Não parece difícil deduzir que o Empreendedorismo em Educação implica em dois aspectos: a) desejar, de fato, assumir a responsabilidade que o ato educativo exige; e b) estar ciente de que se trata de uma tarefa nada fácil, que exige crescentes esforços, tendo em vista o incremento tecnológico e científico, que leva à necessidade de mudanças sucessivas em termos de currículo e prática educacionais, sempre que a qualidade dos resultados se tornar defasada ou inadequada à realidade social. O que nos remete à questão da escola de qualidade, sobre a qual alguns itens merecem especial destaque:
• Independente da linha pedagógica, o primeiro e inquestionável requisito da escola “de qualidade” é que todos os alunos, ao final da 5ª série do Ensino Fundamental, devem ter domínio da competência de leitura, escrita e compreensão de textos, além das quatro operações aritméticas básicas. Ao final da 9ª deverão interpretar e analisar dados da realidade de forma compreensiva, além de conhecer a realidade política e social do país e do mundo, as bases das ciências, da história e da geografia, de forma a que, no mínimo, possam prosseguir seus estudos sem estarem fadados ao insucesso ou à permanência nos estratos sociais menos favorecidos economicamente. Todo empreendedor em Educação deve perseguir esse objetivo como elemento motivador básico.

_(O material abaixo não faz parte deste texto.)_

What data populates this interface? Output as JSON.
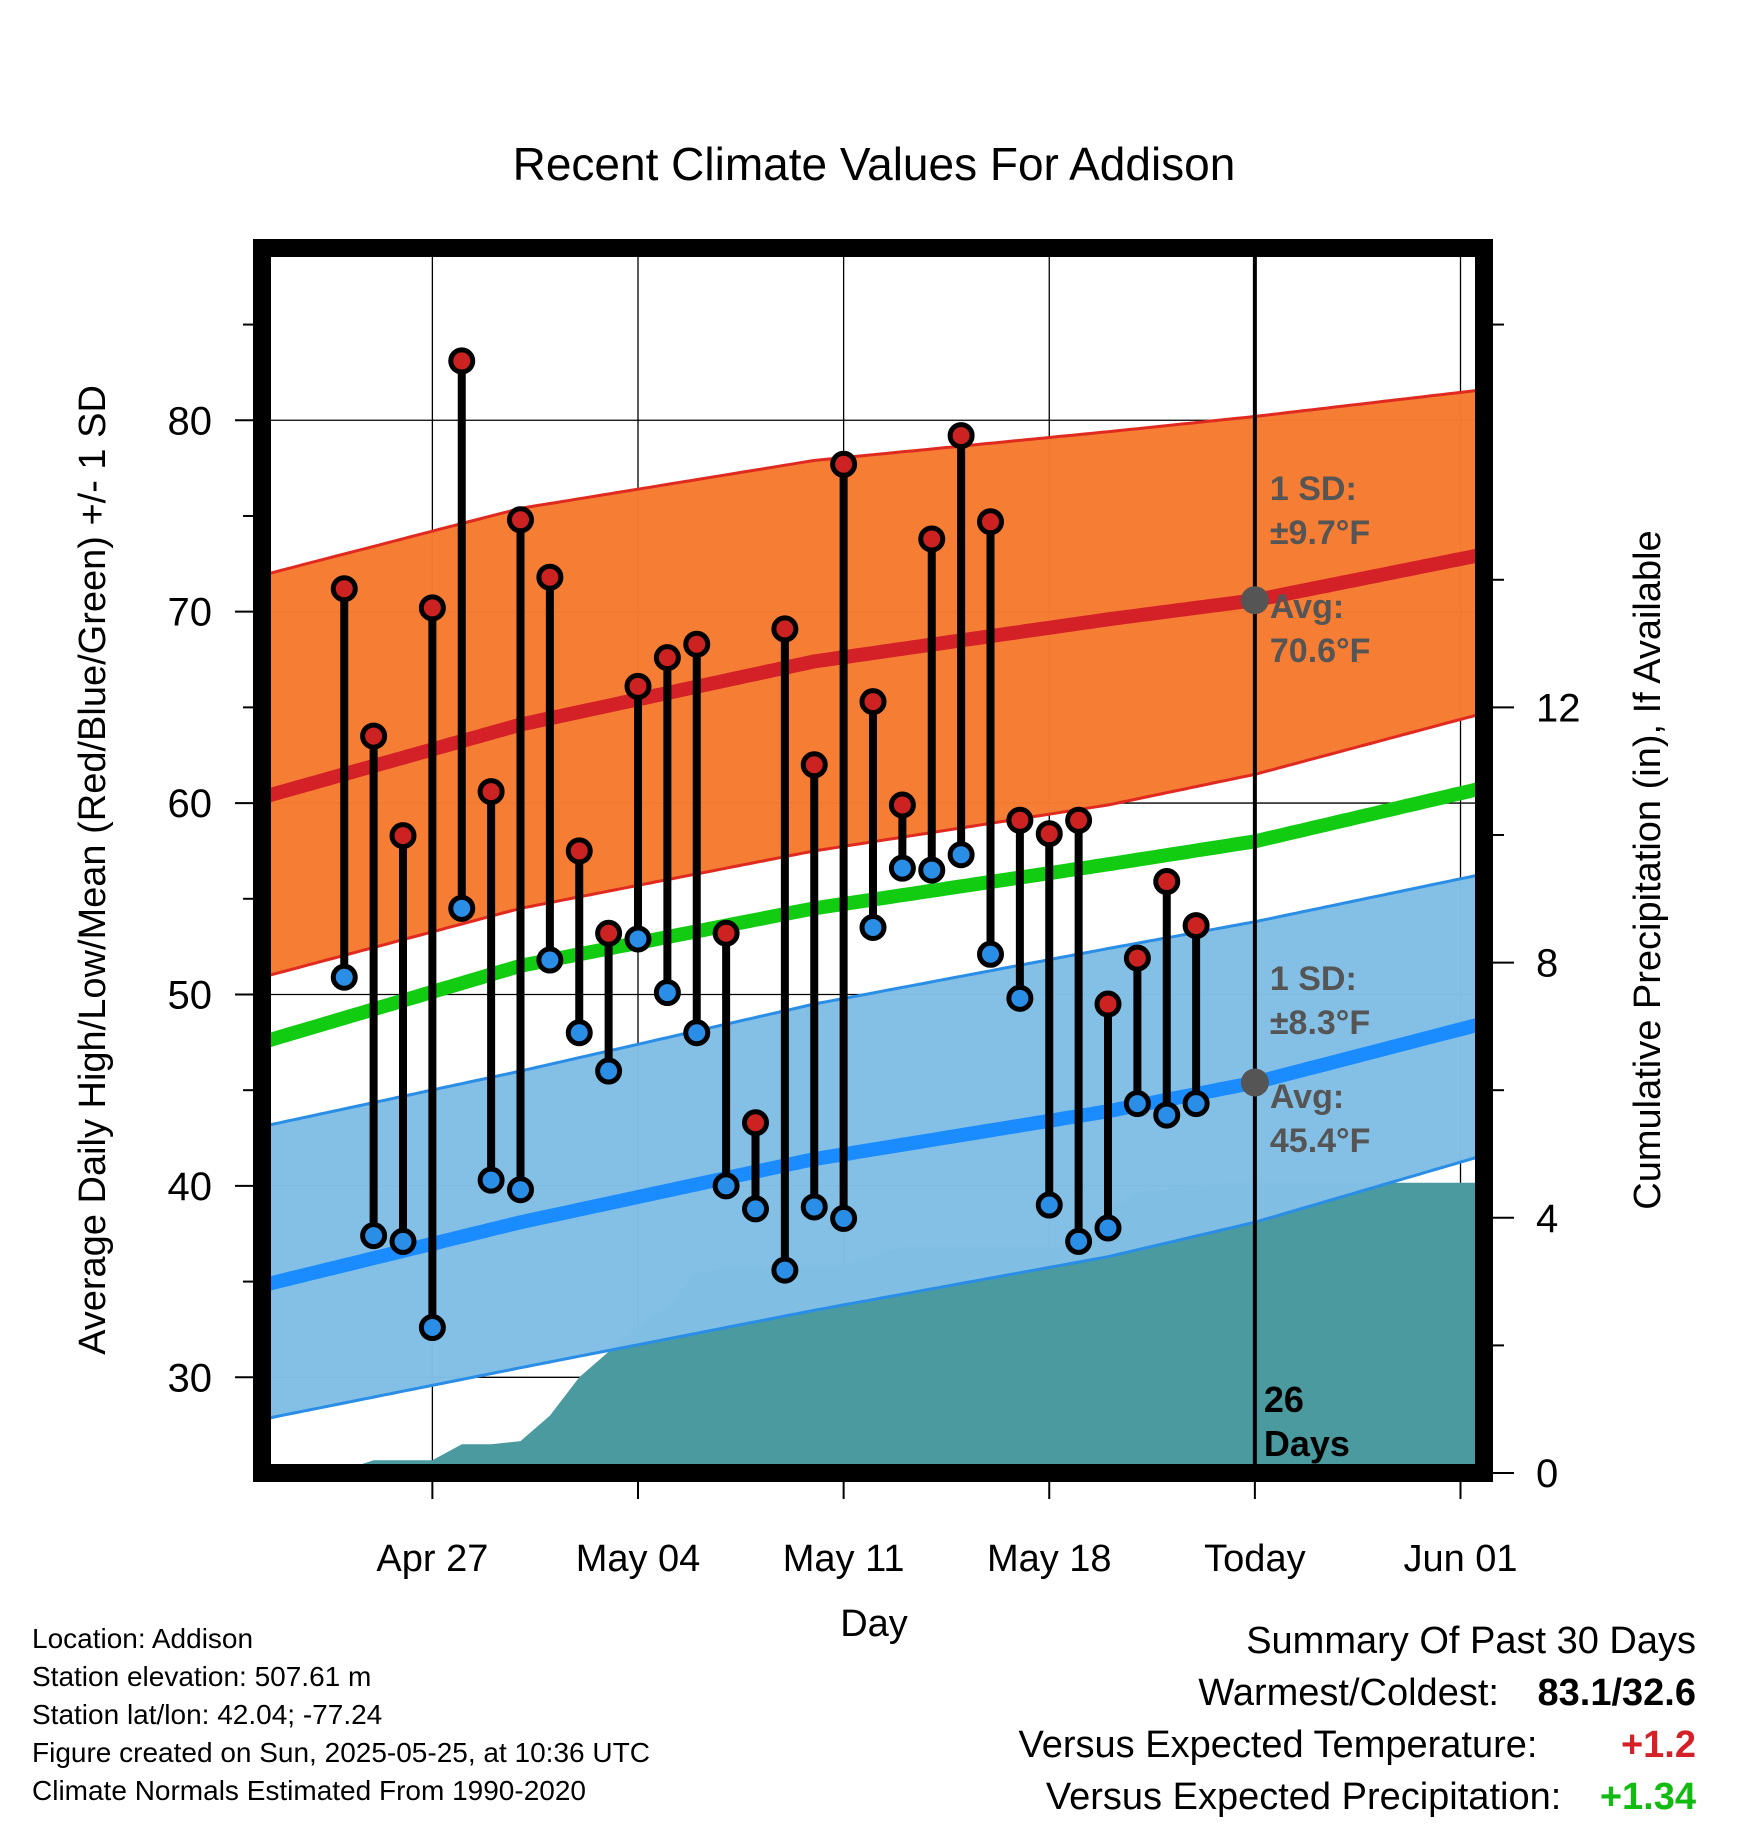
{
  "chart_data": {
    "type": "range-bar",
    "title": "Recent Climate Values For Addison",
    "xlabel": "Day",
    "ylabel_left": "Average Daily High/Low/Mean (Red/Blue/Green) +/- 1 SD",
    "ylabel_right": "Cumulative Precipitation (in), If Available",
    "x_range": [
      -3.8,
      37.8
    ],
    "ylim_left": [
      25,
      89
    ],
    "ylim_right": [
      0,
      19.2
    ],
    "x_ticks": [
      {
        "day": 2,
        "label": "Apr 27"
      },
      {
        "day": 9,
        "label": "May 04"
      },
      {
        "day": 16,
        "label": "May 11"
      },
      {
        "day": 23,
        "label": "May 18"
      },
      {
        "day": 30,
        "label": "Today"
      },
      {
        "day": 37,
        "label": "Jun 01"
      }
    ],
    "y_ticks_left": [
      30,
      40,
      50,
      60,
      70,
      80
    ],
    "y_ticks_right": [
      0,
      4,
      8,
      12
    ],
    "grid": true,
    "daily": [
      {
        "day": -1,
        "high": 71.2,
        "low": 50.9
      },
      {
        "day": 0,
        "high": 63.5,
        "low": 37.4
      },
      {
        "day": 1,
        "high": 58.3,
        "low": 37.1
      },
      {
        "day": 2,
        "high": 70.2,
        "low": 32.6
      },
      {
        "day": 3,
        "high": 83.1,
        "low": 54.5
      },
      {
        "day": 4,
        "high": 60.6,
        "low": 40.3
      },
      {
        "day": 5,
        "high": 74.8,
        "low": 39.8
      },
      {
        "day": 6,
        "high": 71.8,
        "low": 51.8
      },
      {
        "day": 7,
        "high": 57.5,
        "low": 48.0
      },
      {
        "day": 8,
        "high": 53.2,
        "low": 46.0
      },
      {
        "day": 9,
        "high": 66.1,
        "low": 52.9
      },
      {
        "day": 10,
        "high": 67.6,
        "low": 50.1
      },
      {
        "day": 11,
        "high": 68.3,
        "low": 48.0
      },
      {
        "day": 12,
        "high": 53.2,
        "low": 40.0
      },
      {
        "day": 13,
        "high": 43.3,
        "low": 38.8
      },
      {
        "day": 14,
        "high": 69.1,
        "low": 35.6
      },
      {
        "day": 15,
        "high": 62.0,
        "low": 38.9
      },
      {
        "day": 16,
        "high": 77.7,
        "low": 38.3
      },
      {
        "day": 17,
        "high": 65.3,
        "low": 53.5
      },
      {
        "day": 18,
        "high": 59.9,
        "low": 56.6
      },
      {
        "day": 19,
        "high": 73.8,
        "low": 56.5
      },
      {
        "day": 20,
        "high": 79.2,
        "low": 57.3
      },
      {
        "day": 21,
        "high": 74.7,
        "low": 52.1
      },
      {
        "day": 22,
        "high": 59.1,
        "low": 49.8
      },
      {
        "day": 23,
        "high": 58.4,
        "low": 39.0
      },
      {
        "day": 24,
        "high": 59.1,
        "low": 37.1
      },
      {
        "day": 25,
        "high": 49.5,
        "low": 37.8
      },
      {
        "day": 26,
        "high": 51.9,
        "low": 44.3
      },
      {
        "day": 27,
        "high": 55.9,
        "low": 43.7
      },
      {
        "day": 28,
        "high": 53.6,
        "low": 44.3
      }
    ],
    "normal_high": {
      "avg": [
        [
          -3.8,
          60.3
        ],
        [
          5,
          64.1
        ],
        [
          15,
          67.4
        ],
        [
          25,
          69.6
        ],
        [
          30,
          70.6
        ],
        [
          37.8,
          73.0
        ]
      ],
      "upper": [
        [
          -3.8,
          71.9
        ],
        [
          5,
          75.4
        ],
        [
          15,
          77.9
        ],
        [
          25,
          79.4
        ],
        [
          30,
          80.2
        ],
        [
          37.8,
          81.6
        ]
      ],
      "lower": [
        [
          -3.8,
          50.9
        ],
        [
          5,
          54.5
        ],
        [
          15,
          57.5
        ],
        [
          25,
          59.9
        ],
        [
          30,
          61.5
        ],
        [
          37.8,
          64.7
        ]
      ]
    },
    "normal_low": {
      "avg": [
        [
          -3.8,
          34.8
        ],
        [
          5,
          38.1
        ],
        [
          15,
          41.4
        ],
        [
          25,
          43.9
        ],
        [
          30,
          45.4
        ],
        [
          37.8,
          48.5
        ]
      ],
      "upper": [
        [
          -3.8,
          43.1
        ],
        [
          5,
          46.0
        ],
        [
          15,
          49.5
        ],
        [
          25,
          52.4
        ],
        [
          30,
          53.8
        ],
        [
          37.8,
          56.3
        ]
      ],
      "lower": [
        [
          -3.8,
          27.8
        ],
        [
          5,
          30.5
        ],
        [
          15,
          33.5
        ],
        [
          25,
          36.3
        ],
        [
          30,
          38.1
        ],
        [
          37.8,
          41.6
        ]
      ]
    },
    "normal_mean": [
      [
        -3.8,
        47.5
      ],
      [
        5,
        51.5
      ],
      [
        15,
        54.5
      ],
      [
        25,
        56.8
      ],
      [
        30,
        58.0
      ],
      [
        37.8,
        60.8
      ]
    ],
    "precip": [
      [
        -2,
        0
      ],
      [
        -1,
        0.05
      ],
      [
        0,
        0.2
      ],
      [
        1,
        0.2
      ],
      [
        2,
        0.2
      ],
      [
        3,
        0.45
      ],
      [
        4,
        0.45
      ],
      [
        5,
        0.5
      ],
      [
        6,
        0.9
      ],
      [
        7,
        1.5
      ],
      [
        8,
        1.9
      ],
      [
        9,
        2.3
      ],
      [
        10,
        2.6
      ],
      [
        11,
        3.15
      ],
      [
        12,
        3.2
      ],
      [
        13,
        3.2
      ],
      [
        14,
        3.25
      ],
      [
        15,
        3.25
      ],
      [
        16,
        3.25
      ],
      [
        17,
        3.4
      ],
      [
        18,
        3.55
      ],
      [
        19,
        3.55
      ],
      [
        20,
        3.55
      ],
      [
        21,
        3.55
      ],
      [
        22,
        3.55
      ],
      [
        23,
        3.55
      ],
      [
        24,
        3.55
      ],
      [
        25,
        4.1
      ],
      [
        26,
        4.4
      ],
      [
        27,
        4.45
      ],
      [
        28,
        4.5
      ],
      [
        29,
        4.55
      ],
      [
        30,
        4.55
      ],
      [
        37.8,
        4.55
      ]
    ],
    "today_day": 30,
    "today_marks": {
      "high_avg": 70.6,
      "low_avg": 45.4
    },
    "annotations": {
      "high_sd_line1": "1 SD:",
      "high_sd_line2": "±9.7°F",
      "high_avg_line1": "Avg:",
      "high_avg_line2": "70.6°F",
      "low_sd_line1": "1 SD:",
      "low_sd_line2": "±8.3°F",
      "low_avg_line1": "Avg:",
      "low_avg_line2": "45.4°F",
      "days_line1": "26",
      "days_line2": "Days"
    },
    "colors": {
      "high_band": "#f57a30",
      "high_edge": "#e02a20",
      "high_avg": "#d42027",
      "low_band": "#82bfe6",
      "low_edge": "#2a8de6",
      "low_avg": "#1a8cff",
      "mean": "#12cc12",
      "precip": "#4a9aa0",
      "high_dot": "#cc2222",
      "low_dot": "#2a8de6",
      "today_mark": "#555555",
      "annotation": "#555555"
    }
  },
  "footer": {
    "location": "Location: Addison",
    "elevation": "Station elevation: 507.61 m",
    "latlon": "Station lat/lon: 42.04; -77.24",
    "created": "Figure created on Sun, 2025-05-25, at 10:36 UTC",
    "normals": "Climate Normals Estimated From 1990-2020"
  },
  "summary": {
    "title": "Summary Of Past 30 Days",
    "warmest_label": "Warmest/Coldest:",
    "warmest_value": "83.1/32.6",
    "temp_label": "Versus Expected Temperature:",
    "temp_value": "+1.2",
    "temp_color": "#d42027",
    "precip_label": "Versus Expected Precipitation:",
    "precip_value": "+1.34",
    "precip_color": "#12bb12"
  }
}
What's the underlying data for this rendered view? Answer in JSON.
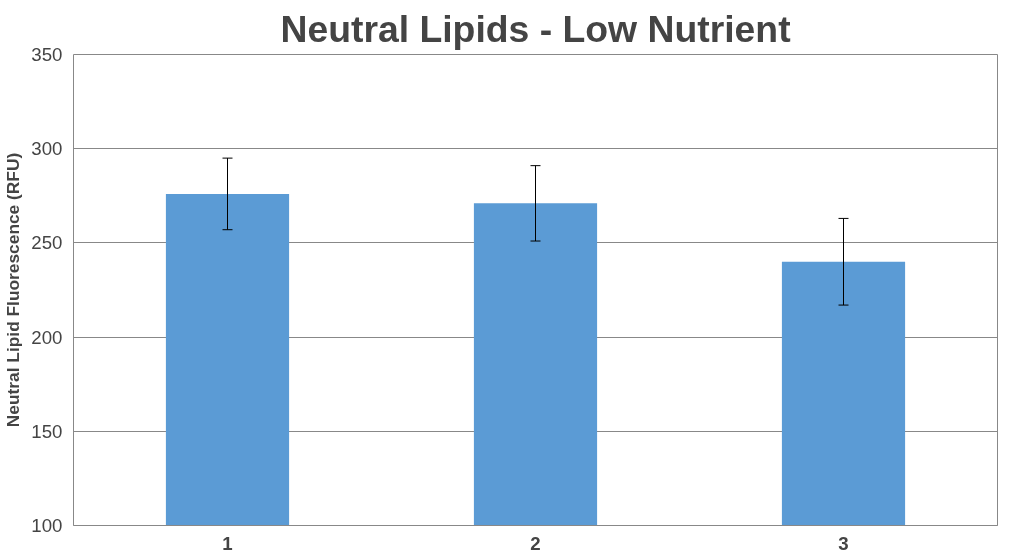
{
  "chart_data": {
    "type": "bar",
    "title": "Neutral Lipids - Low Nutrient",
    "ylabel": "Neutral Lipid Fluorescence (RFU)",
    "categories": [
      "1",
      "2",
      "3"
    ],
    "values": [
      276,
      271,
      240
    ],
    "errors": [
      19,
      20,
      23
    ],
    "color": "#5b9bd5",
    "ylim": [
      100,
      350
    ],
    "yticks": [
      100,
      150,
      200,
      250,
      300,
      350
    ],
    "grid": "y"
  }
}
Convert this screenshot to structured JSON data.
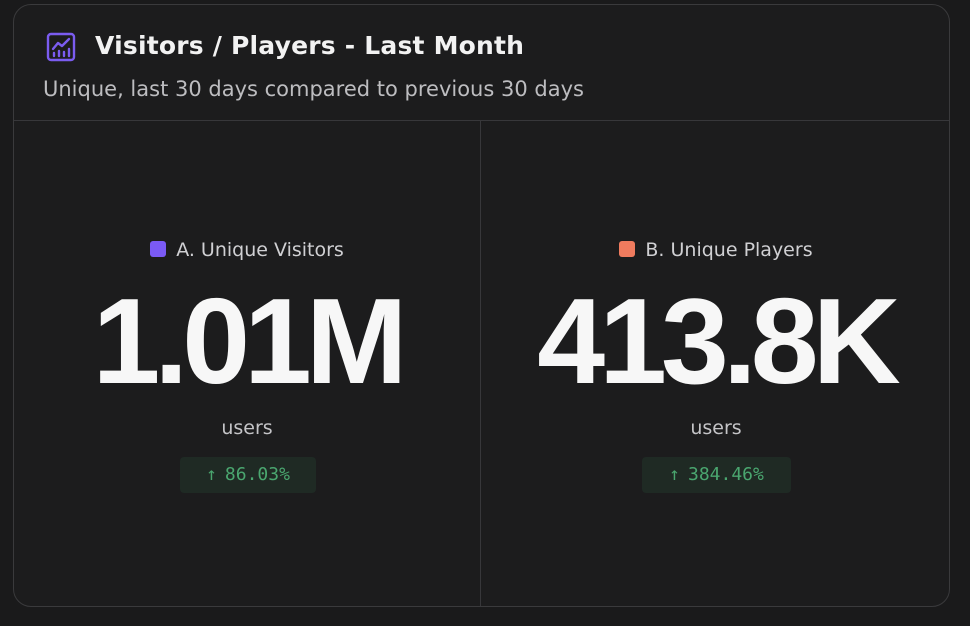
{
  "header": {
    "icon": "line-chart-icon",
    "title": "Visitors / Players - Last Month",
    "subtitle": "Unique, last 30 days compared to previous 30 days",
    "accent_color": "#7b5cf0"
  },
  "metrics": [
    {
      "label": "A. Unique Visitors",
      "color": "#7a5af5",
      "value": "1.01M",
      "unit": "users",
      "change_arrow": "↑",
      "change": "86.03%",
      "change_color": "#4aa66f"
    },
    {
      "label": "B. Unique Players",
      "color": "#ef7b5e",
      "value": "413.8K",
      "unit": "users",
      "change_arrow": "↑",
      "change": "384.46%",
      "change_color": "#4aa66f"
    }
  ]
}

• Em termos metodológicos, as aulas não podem ser meramente expositivas. Basta de professor falando, falando o tempo todo. Em algumas até pode; na maioria, porém, não;
• Grande parte do tempo, os alunos têm que estar fazendo alguma coisa, isto é, pesquisando, trocando idéias, visitando a biblioteca etc. Em suma: ativos;
• As tarefas e trabalhos propostos devem ser estimulantes e ligados diretamente ao que esteja ocorrendo naquele dado momento, na sociedade local ou no mundo;
• Na escola de qualidade, os alunos estudam. Têm o dever de estudar como contrapartida do direito ao saber. Nada de estudar “quando e se quiser”. Todos precisam ter em mente o que se deseja alcançar - equipe e alunado. Isso implica, porém, não ser abandonado pela instituição quando se apresente alguma dificuldade, seja em que matéria for. Mecanismos de acompanhamento e recuperação devem fazer parte do dia-a-dia das escolas de qualidade. Ter o direito de errar ou não entender, derivando em imediato direito de receber apoio para superar essas dificuldades. Isso é vital em uma escola empreendedora.
• Ao mesmo tempo, a escola de qualidade projeta e desenvolve atividades não restritas às aprendizagens cognitivas, e, na mesma proporção, enseja momentos que propiciam formar indivíduos com enfoque humanista, cidadãos que tratam a todos com respeito, independente de diferenças individuais.
• Uma escola empreendedora pratica a inclusão – quer dizer, não exclui nenhum de seus alunos. Dificuldades são naturalmente aceitas, mas os alunos são instigados a superá-las, sejam dificuldades físicas, intelectuais, emocionais ou culturais.
• Através desses objetivos é que a escola capacita seus alunos a serem críticos e antenados com os problemas da atualidade e aptos a propor soluções para uma sociedade mais digna e justa.
Diante do exposto, resta indagar: Em quantas décadas estamos defasados desses simples pressupostos? Empreender em Educação é sair da vergonhosa “lanterninha” dos rankings educacionais em que nos encontramos. É correr, voar se preciso, de forma decidida e responsável, buscando sanar os prejuízos acumulados.